Goloboff, Gerardo Mario
GOLOBOFF, GERARDO MARIO
GOLOBOFF, GERARDO MARIO (1939– ), writer and literary critic. Born in Carlos Casares, one of the agricultural colonies established by the Jewish Colonization Association in Argentina, Goloboff was formally trained as a lawyer but dedicated his life to literature. He wrote books on renowned Argentine authors such as Roberto Arlt, Jorge Luis Borges, and Julio Cortázar. He taught literature for almost 20 years in France. He later resided in Argentina.
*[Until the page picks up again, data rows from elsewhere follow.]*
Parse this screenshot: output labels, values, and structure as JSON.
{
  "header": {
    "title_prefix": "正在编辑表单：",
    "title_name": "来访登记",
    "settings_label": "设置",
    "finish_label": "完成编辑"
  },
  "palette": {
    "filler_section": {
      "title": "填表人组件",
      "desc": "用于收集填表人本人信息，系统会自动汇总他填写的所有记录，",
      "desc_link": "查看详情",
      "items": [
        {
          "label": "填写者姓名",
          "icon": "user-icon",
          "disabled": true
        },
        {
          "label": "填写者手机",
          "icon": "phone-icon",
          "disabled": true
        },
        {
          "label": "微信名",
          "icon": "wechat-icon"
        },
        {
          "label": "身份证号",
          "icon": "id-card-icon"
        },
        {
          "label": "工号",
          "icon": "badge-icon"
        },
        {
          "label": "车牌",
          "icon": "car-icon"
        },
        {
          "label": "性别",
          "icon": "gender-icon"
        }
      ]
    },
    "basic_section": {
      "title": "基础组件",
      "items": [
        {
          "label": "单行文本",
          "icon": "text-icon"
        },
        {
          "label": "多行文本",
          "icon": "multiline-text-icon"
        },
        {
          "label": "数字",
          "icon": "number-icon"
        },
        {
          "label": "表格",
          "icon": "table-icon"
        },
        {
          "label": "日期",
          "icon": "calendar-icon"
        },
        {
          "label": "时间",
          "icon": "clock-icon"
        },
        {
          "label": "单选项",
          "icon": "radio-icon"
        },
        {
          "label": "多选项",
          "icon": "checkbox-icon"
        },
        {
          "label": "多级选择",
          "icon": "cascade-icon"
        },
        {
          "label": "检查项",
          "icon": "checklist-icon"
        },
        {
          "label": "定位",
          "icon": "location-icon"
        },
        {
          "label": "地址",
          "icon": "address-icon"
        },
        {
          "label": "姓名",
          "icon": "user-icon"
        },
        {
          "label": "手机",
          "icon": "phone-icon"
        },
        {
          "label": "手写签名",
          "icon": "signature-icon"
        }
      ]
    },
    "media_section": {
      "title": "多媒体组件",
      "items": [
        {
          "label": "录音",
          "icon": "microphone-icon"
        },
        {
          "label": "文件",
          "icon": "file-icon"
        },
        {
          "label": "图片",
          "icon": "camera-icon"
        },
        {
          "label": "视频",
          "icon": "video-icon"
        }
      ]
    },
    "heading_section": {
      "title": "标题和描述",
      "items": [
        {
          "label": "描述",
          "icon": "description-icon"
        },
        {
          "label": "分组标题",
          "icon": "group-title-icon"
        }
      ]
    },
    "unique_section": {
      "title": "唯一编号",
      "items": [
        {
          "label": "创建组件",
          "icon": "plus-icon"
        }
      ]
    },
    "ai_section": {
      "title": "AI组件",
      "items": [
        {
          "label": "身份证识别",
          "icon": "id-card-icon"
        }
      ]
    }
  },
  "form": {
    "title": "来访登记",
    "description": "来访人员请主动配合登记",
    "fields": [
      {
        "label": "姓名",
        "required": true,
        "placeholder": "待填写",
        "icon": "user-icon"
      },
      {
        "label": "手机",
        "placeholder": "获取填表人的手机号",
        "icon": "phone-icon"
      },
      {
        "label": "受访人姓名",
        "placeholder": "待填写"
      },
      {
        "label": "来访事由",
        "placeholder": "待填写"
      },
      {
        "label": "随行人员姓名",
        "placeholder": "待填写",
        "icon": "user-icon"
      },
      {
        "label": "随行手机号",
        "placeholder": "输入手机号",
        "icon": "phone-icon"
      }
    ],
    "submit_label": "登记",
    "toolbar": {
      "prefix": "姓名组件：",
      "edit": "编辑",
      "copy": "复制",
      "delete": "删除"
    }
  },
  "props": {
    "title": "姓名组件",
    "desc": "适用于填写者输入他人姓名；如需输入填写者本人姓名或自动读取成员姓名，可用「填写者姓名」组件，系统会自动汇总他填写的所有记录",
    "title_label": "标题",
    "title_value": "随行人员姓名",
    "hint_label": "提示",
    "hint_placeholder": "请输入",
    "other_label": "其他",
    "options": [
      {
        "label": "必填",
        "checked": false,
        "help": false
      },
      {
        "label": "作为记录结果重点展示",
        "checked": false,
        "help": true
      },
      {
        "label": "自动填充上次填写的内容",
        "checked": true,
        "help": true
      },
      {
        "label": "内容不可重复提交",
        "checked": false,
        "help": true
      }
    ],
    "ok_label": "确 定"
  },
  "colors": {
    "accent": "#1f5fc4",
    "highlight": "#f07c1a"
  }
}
Goloboff's first book was Entre la diáspora y octubre (1966), a collection of poetry. It was followed by the novel Caballos por el fondo de los ojos (1976), published the same year that the military coup d'état occurred. He is best known for his trilogy of novels that takes place in the fictional town of Algarrobos: El criador de palomas (1988), La luna que cae (1989), and El soñador de Smith (1990). Together the novels recreate, to a certain extent, the author's own experience growing up in the countryside. Goloboff manages to insert Jewish specificity into a long tradition of literary myth-making begun in the 19th century that arises from the Pampa, mainly in the form of gauchesque literature. The novels have been widely praised for the author's lyrical style of story-telling that combine biblical imagery with the allegorical representation of Argentine socio-historical reality, while at the same time weaving a mystery for the main character, El Pibe, to unravel in an attempt to uncover his past. Although his most recent novel, Comuna Verdad (1995), also takes place in Algarrobos it is not part of the aforementioned trilogy. This fifth novel is based more strictly on historical circumstances and events, namely the formation of an agricultural commune by an anarchist group of primarily immigrant origins. Nevertheless, all four of these last titles are gathered together in English translation under the title The Algarrobos Quartet (2002).